I believe this process took much longer than it should have, probably because we were reluctant to question the validity of classical basal media that have been used somehow successfully for decades. The results were extremely surprising. It took a lot of hard scientific evidence to admit that the most fundamental functions of neurons, which are firing action potential and synaptic communication, were strongly un-physiological in routinely used classic media.

“It took a lot of hard scientific evidence to admit that the most fundamental functions of neurons, which are firing action potential and synaptic communication, were strongly un-physiological in routinely used classic media.”

What is the greatest challenge in accurately reconstructing the in vivo extracellular environment of neuronal cells?

For me, the main challenge was that these environments contain a very high number of components. If you multiply these by different concentrations, the possible combinations are huge. The gold-standard electrophysiological method, patch-clamping, which we used to assess the functionality of the neurons, is too low throughput to test them all.

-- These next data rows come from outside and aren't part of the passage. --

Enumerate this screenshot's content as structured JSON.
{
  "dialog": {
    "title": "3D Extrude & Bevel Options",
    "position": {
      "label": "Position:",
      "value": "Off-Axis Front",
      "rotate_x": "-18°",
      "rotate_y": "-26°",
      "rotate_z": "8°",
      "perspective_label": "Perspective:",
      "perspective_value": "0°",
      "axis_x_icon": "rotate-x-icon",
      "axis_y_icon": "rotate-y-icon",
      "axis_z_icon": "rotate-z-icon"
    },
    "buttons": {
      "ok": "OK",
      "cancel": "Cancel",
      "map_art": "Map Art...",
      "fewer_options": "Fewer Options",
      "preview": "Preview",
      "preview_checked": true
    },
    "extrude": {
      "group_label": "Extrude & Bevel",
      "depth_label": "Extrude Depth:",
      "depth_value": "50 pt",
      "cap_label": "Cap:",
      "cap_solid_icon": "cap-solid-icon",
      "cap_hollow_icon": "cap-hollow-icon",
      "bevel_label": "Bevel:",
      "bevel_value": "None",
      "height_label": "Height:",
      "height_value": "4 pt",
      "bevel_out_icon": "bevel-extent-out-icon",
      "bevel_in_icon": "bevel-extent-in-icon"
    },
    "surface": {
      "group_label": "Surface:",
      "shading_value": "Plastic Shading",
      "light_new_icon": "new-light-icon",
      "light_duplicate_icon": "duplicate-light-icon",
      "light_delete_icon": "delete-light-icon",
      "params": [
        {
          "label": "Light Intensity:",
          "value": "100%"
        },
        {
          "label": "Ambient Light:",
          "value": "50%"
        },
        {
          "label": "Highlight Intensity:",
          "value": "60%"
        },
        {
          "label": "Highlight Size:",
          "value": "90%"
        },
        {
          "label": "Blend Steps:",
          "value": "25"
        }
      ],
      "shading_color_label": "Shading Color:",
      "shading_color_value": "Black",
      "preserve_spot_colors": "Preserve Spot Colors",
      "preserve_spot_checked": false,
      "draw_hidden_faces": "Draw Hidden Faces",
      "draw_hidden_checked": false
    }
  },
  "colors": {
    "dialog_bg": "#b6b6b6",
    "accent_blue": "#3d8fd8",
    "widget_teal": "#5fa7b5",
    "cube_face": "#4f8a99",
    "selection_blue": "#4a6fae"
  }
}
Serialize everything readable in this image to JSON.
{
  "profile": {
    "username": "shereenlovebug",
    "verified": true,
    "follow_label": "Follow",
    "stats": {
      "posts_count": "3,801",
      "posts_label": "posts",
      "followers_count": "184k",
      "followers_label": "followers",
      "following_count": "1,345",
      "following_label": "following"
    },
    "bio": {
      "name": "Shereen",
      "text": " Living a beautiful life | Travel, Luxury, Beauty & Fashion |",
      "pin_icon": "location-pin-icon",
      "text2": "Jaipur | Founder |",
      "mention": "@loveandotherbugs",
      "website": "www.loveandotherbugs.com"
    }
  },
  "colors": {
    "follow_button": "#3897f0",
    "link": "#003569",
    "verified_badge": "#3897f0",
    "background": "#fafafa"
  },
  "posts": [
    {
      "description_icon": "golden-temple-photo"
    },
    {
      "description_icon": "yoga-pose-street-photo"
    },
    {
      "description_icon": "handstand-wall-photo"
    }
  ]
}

Therefore, we could not be completely agnostic in our testing and had to make some guesses based on current knowledge.

What would the next steps be to refine the neuronal media or culture process even further?

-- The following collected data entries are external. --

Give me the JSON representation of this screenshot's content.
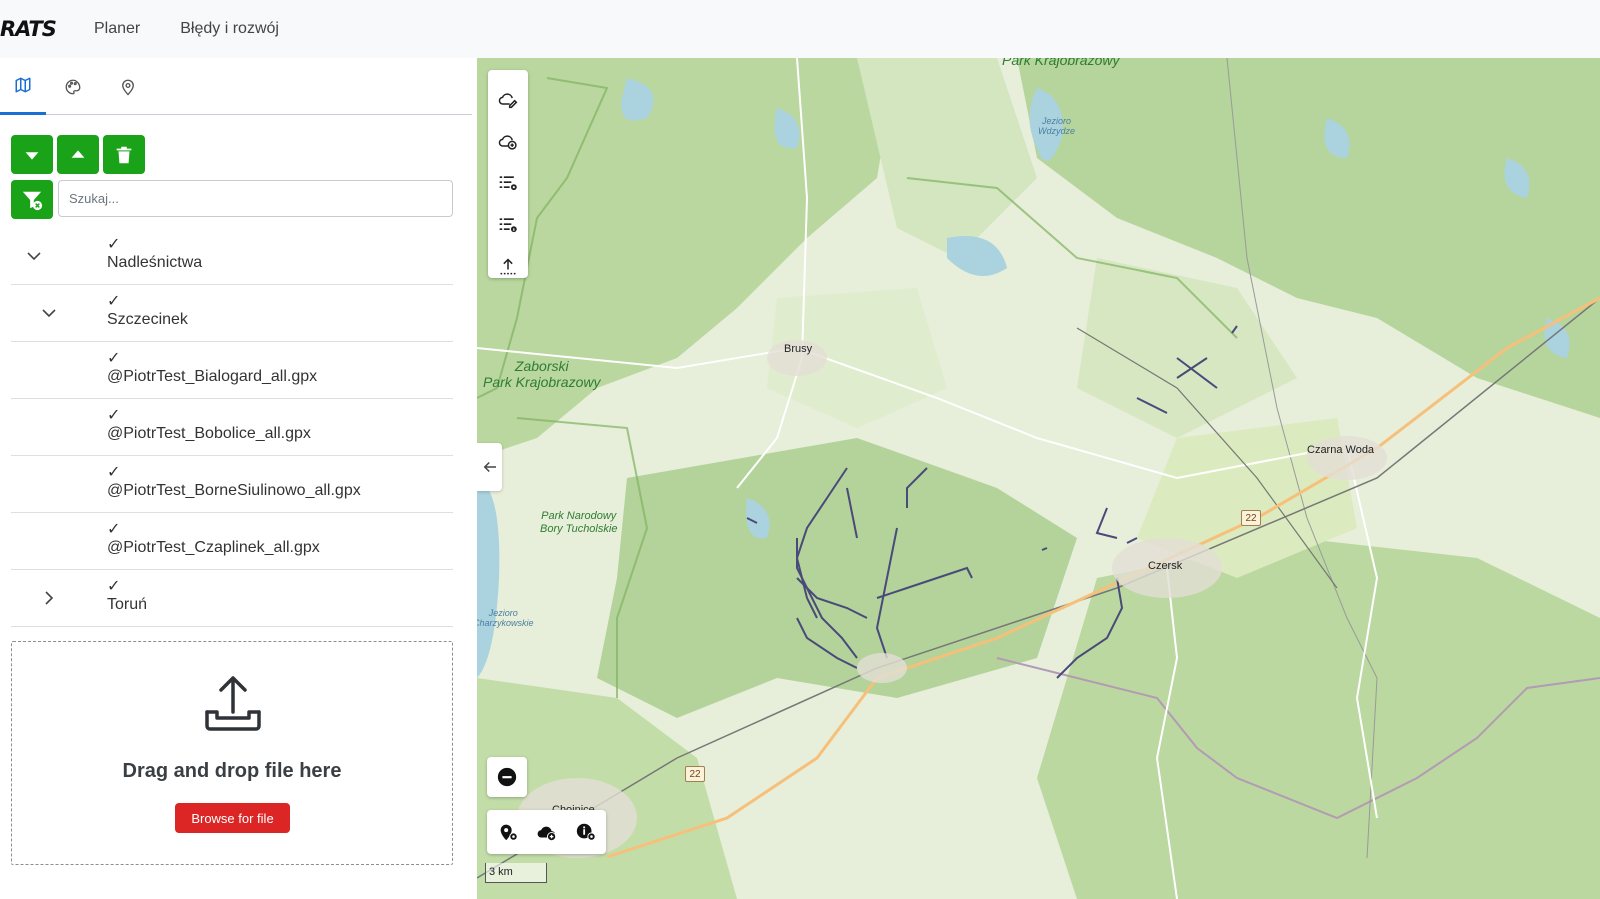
{
  "nav": {
    "brand": "RATS",
    "links": [
      "Planer",
      "Błędy i rozwój"
    ]
  },
  "sidebar": {
    "tabs": [
      {
        "icon": "map-icon",
        "active": true
      },
      {
        "icon": "palette-icon",
        "active": false
      },
      {
        "icon": "location-pin-icon",
        "active": false
      }
    ],
    "actions": {
      "expand_all": "chevron-down-icon",
      "collapse_all": "chevron-up-icon",
      "delete": "trash-icon",
      "filter_clear": "filter-clear-icon"
    },
    "search_placeholder": "Szukaj...",
    "tree": [
      {
        "check": "✓",
        "label": "Nadleśnictwa",
        "expander": "expanded"
      },
      {
        "check": "✓",
        "label": "Szczecinek",
        "expander": "expanded"
      },
      {
        "check": "✓",
        "label": "@PiotrTest_Bialogard_all.gpx",
        "expander": "none"
      },
      {
        "check": "✓",
        "label": "@PiotrTest_Bobolice_all.gpx",
        "expander": "none"
      },
      {
        "check": "✓",
        "label": "@PiotrTest_BorneSiulinowo_all.gpx",
        "expander": "none"
      },
      {
        "check": "✓",
        "label": "@PiotrTest_Czaplinek_all.gpx",
        "expander": "none"
      },
      {
        "check": "✓",
        "label": "Toruń",
        "expander": "collapsed"
      }
    ],
    "dropzone": {
      "text": "Drag and drop file here",
      "button": "Browse for file"
    }
  },
  "map": {
    "places": {
      "brusy": "Brusy",
      "czarna_woda": "Czarna Woda",
      "czersk": "Czersk",
      "chojnice": "Chojnice"
    },
    "parks": {
      "top": "Park Krajobrazowy",
      "zaborski": "Zaborski\nPark Krajobrazowy",
      "bory": "Park Narodowy\nBory Tucholskie"
    },
    "lakes": {
      "wdzydze": "Jezioro\nWdzydze",
      "charzykowskie": "Jezioro\nCharzykowskie"
    },
    "road_number": "22",
    "scale": "3 km",
    "colors": {
      "accent": "#1aa319",
      "danger": "#dc2626",
      "track": "#4a4a7a"
    }
  }
}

With BrainPhys, we tried to address the biggest issues that were in the basal medium. Now refinement steps will take significantly more work but are also necessary. It is a balance between mimicking in vivo conditions and a pragmatic approach of what works with the cells in vitro.

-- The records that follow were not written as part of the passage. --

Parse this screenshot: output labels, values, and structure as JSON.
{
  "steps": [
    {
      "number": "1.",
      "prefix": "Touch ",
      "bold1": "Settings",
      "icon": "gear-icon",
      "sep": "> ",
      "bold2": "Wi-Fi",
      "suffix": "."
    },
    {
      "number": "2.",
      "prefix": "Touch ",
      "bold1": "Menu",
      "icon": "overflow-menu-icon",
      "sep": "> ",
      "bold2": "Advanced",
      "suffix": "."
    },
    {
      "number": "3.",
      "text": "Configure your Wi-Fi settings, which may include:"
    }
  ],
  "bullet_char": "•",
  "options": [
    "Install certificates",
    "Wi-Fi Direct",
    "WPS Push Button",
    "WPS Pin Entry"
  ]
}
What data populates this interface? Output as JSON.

Looking forward, what do you predict will be the biggest hurdles to overcome for reprogrammed cells to achieve widespread clinical application?

I think variability and reproducibility in vitro is the biggest challenge. This is a challenge that must be addressed both for disease modeling in vitro and cell therapy applications.

What do you hope to have achieved in 5—10 years?

The field of neural stem cell is moving really fast and I am excited for the opportunity to contribute to its growth. Imagining the progresses that the entire community of researchers will have made in 10 years is exhilarating. We still have a lot of challenges ahead to consolidate these powerful medical research models.

Personally, I hope to be able contribute significantly to make the model more physiological, and to have the opportunity to take one of the fundamental discoveries made in our lab to the next step of clinical translation.

Acknowledgements

We acknowledge the support of Mr Lang Walker and Flinders University.

Financial & competing interests disclosure

No competing interests.

References

• Mertens J, Marchetto MC, Bardy C, Gage FH. Evaluating cell reprogramming, differentiation and conversion technologies in neuroscience. Nat. Rev. Neurosci. 17(7), 424-437 (2016)
• Hu W, Qiu B, Guan W et al. Direct conversion of normal and Alzheimer’s disease human fibroblasts into neuronal cells by small molecules. Cell Stem Cell 17(2), 204—212 (2015).
• Thomas CE, Ehrhardt A, Kay MA. Progress and problems with the use of viral vectors for gene therapy. Nat. Rev. Genet. 4(5), 346—358 (2003).
• Bardy C, Van den Hurk M, Kakaradov B et al. Predicting the functional states of human iPSC neurons with single-cell RNAseq and electrophysiology. Mol. Psychiatry (2016) (In press).
• Bardy C, van den Hurk M, Eames T et al. Neuronal medium that supports basic synaptic functions and activity of human neurons in vitro. Proc. Natl Acad. Sci. USA 112(20), e2725—e2734 (2015).